Damage process of a fiber bundle with a strain gradient

TL;DR

This paper investigates how a strain gradient influences damage and failure patterns in fiber bundles, revealing different failure modes and burst size distributions depending on disorder strength.

Contribution

It introduces a fiber bundle model with a strain gradient via wedge geometry, uncovering novel failure behaviors and burst statistics not seen in uniform stress models.

Findings

Weak disorder leads to crack-like failure with a shrinking process zone.

Strong disorder causes random, burst-like failures with power-law size distributions.

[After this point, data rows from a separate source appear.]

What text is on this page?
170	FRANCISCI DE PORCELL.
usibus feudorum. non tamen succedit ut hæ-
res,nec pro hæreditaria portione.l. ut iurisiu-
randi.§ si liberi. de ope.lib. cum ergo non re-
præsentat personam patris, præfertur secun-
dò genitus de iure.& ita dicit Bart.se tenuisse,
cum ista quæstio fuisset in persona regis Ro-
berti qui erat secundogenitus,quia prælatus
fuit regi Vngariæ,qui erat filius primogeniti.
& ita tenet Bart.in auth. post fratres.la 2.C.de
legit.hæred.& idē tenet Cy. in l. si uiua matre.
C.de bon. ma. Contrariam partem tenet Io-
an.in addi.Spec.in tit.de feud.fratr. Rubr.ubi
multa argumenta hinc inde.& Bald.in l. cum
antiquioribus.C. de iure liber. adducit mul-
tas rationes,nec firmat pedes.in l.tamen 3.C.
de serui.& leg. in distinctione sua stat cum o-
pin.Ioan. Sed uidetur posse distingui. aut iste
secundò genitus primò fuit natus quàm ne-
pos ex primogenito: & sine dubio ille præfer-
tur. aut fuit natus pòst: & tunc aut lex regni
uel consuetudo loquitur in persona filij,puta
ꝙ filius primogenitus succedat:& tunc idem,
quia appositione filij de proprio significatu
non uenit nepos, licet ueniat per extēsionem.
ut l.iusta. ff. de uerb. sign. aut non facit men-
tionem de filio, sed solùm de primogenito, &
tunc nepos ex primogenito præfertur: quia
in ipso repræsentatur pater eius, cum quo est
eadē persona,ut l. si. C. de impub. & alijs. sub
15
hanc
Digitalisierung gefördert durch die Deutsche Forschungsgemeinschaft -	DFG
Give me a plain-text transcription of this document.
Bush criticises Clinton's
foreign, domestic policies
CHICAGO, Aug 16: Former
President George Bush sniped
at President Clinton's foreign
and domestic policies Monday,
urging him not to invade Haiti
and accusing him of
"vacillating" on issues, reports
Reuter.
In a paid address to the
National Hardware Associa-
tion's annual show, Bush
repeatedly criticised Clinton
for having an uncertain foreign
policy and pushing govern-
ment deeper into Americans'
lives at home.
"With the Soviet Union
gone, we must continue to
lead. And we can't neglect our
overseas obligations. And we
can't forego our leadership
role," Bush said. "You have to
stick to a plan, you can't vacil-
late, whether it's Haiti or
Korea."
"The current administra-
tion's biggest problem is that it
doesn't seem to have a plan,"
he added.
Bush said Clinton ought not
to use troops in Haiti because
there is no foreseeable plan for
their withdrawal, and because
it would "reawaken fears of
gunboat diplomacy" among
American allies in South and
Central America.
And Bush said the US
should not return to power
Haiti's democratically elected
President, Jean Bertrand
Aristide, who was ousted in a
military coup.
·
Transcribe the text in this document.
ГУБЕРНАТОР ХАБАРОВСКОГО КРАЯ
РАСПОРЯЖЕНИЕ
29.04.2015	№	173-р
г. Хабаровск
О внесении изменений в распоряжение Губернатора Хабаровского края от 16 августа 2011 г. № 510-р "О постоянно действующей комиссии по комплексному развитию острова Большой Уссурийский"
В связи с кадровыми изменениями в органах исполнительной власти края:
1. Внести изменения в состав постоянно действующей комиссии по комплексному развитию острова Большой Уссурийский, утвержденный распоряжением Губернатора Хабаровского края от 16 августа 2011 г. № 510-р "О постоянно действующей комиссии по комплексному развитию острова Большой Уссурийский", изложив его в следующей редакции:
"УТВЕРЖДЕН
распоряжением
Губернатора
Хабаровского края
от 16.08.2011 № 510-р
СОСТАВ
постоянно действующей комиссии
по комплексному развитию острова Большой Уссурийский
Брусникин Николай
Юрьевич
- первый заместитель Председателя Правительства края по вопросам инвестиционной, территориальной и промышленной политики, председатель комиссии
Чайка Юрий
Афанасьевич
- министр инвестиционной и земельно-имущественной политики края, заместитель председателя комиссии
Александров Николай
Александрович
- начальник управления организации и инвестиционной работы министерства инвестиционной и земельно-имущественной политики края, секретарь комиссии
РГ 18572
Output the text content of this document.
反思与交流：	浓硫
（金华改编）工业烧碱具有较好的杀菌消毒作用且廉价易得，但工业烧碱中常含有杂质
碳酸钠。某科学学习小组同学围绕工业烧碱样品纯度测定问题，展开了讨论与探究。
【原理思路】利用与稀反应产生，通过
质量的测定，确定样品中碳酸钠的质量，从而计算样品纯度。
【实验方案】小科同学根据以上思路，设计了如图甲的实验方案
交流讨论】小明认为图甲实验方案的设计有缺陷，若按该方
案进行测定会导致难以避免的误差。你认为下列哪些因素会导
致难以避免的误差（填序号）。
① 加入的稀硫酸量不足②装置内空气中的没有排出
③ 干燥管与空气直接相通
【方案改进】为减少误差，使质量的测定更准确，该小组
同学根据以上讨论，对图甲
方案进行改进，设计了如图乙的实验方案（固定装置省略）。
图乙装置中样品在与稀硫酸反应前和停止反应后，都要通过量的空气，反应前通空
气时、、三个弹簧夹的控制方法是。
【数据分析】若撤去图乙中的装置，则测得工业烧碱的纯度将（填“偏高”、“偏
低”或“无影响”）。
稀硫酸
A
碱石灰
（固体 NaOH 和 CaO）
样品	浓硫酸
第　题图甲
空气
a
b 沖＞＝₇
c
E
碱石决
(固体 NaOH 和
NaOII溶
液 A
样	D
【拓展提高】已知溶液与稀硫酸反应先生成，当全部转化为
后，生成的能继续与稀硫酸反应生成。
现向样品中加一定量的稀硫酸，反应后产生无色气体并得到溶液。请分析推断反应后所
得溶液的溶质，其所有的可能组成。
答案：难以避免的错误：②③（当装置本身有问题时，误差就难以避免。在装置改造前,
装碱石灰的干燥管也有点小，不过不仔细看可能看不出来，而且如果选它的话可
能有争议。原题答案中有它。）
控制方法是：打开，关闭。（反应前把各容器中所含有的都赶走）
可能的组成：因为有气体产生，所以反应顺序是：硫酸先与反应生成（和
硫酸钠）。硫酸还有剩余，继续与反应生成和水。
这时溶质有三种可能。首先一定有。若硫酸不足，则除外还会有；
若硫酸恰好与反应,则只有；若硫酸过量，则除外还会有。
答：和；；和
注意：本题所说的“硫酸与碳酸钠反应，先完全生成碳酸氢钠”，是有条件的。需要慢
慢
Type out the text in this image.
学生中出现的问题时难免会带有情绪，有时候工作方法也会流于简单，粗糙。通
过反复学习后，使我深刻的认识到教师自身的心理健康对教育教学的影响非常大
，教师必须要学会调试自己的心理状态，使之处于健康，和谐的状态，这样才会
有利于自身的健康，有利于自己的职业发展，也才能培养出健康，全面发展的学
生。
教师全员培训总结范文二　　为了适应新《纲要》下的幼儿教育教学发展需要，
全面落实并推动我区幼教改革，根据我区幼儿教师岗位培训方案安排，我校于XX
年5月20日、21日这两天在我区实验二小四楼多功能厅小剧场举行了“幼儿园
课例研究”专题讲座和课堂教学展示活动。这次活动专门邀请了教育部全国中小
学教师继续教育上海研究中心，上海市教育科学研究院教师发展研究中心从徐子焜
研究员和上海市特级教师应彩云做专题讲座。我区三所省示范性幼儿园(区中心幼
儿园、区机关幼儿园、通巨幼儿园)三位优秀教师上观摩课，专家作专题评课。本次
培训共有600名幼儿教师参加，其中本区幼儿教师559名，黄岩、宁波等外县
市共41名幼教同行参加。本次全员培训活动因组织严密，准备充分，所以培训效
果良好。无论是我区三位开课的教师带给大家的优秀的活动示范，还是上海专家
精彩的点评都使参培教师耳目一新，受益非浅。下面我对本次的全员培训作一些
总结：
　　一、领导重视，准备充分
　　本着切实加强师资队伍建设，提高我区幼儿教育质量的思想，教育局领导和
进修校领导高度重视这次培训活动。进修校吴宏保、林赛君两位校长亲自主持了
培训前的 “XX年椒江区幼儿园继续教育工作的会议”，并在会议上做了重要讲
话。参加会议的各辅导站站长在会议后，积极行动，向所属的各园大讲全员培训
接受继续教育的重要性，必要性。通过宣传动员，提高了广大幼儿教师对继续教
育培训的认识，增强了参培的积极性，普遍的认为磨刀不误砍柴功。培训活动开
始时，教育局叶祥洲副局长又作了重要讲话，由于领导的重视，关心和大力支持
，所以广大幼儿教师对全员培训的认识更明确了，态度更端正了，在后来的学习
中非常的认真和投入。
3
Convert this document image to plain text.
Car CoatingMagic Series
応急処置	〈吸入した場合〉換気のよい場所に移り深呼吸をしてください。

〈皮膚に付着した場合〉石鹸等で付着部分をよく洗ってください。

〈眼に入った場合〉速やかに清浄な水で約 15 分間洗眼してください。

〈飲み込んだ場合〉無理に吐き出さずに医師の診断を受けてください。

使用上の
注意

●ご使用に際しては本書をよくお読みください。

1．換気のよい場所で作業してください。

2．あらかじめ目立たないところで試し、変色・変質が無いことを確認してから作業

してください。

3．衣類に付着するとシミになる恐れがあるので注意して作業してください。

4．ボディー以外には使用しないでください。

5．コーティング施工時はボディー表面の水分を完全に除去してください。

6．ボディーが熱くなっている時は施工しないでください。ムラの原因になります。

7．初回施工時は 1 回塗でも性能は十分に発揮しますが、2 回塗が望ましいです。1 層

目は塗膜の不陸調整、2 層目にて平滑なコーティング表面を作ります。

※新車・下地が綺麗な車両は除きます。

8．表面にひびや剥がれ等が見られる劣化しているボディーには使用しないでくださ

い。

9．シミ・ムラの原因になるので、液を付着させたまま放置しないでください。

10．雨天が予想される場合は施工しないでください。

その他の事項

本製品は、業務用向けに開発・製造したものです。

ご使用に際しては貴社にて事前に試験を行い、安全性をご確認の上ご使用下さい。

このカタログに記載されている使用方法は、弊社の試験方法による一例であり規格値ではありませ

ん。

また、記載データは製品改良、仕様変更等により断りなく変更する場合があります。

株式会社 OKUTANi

Largest burst size scales with disorder strength as a power law with exponent 2/3.

Abstract

We study the damage process of fiber bundles in a wedge-shape geometry which ensures a constant strain gradient. To obtain the wedge geometry we consider the three-point bending of a bar, which is modelled as two rigid blocks glued together by a thin elastic interface. The interface is discretized by parallel fibers with random failure thresholds, which get elongated when the bar is bent. Analyzing the progressive damage of the system we show that the strain gradient results in a rich spectrum of novel behavior of fiber bundles. We find that for weak disorder an interface crack is formed as a continuous region of failed fibers. Ahead the crack a process zone develops which proved to shrink with increasing deformation making the crack tip sharper as the crack advances. For strong disorder, failure of the system occurs as a spatially random sequence of breakings. Damage of the fiber bundle proceeds in bursts whose size distribution shows a power law behavior with a crossover from an exponent 2.5 to 2.0 as the disorder is weakened. The size of the largest burst increases as a power law of the strength of disorder with an exponent 2/3 and saturates for strongly disordered bundles.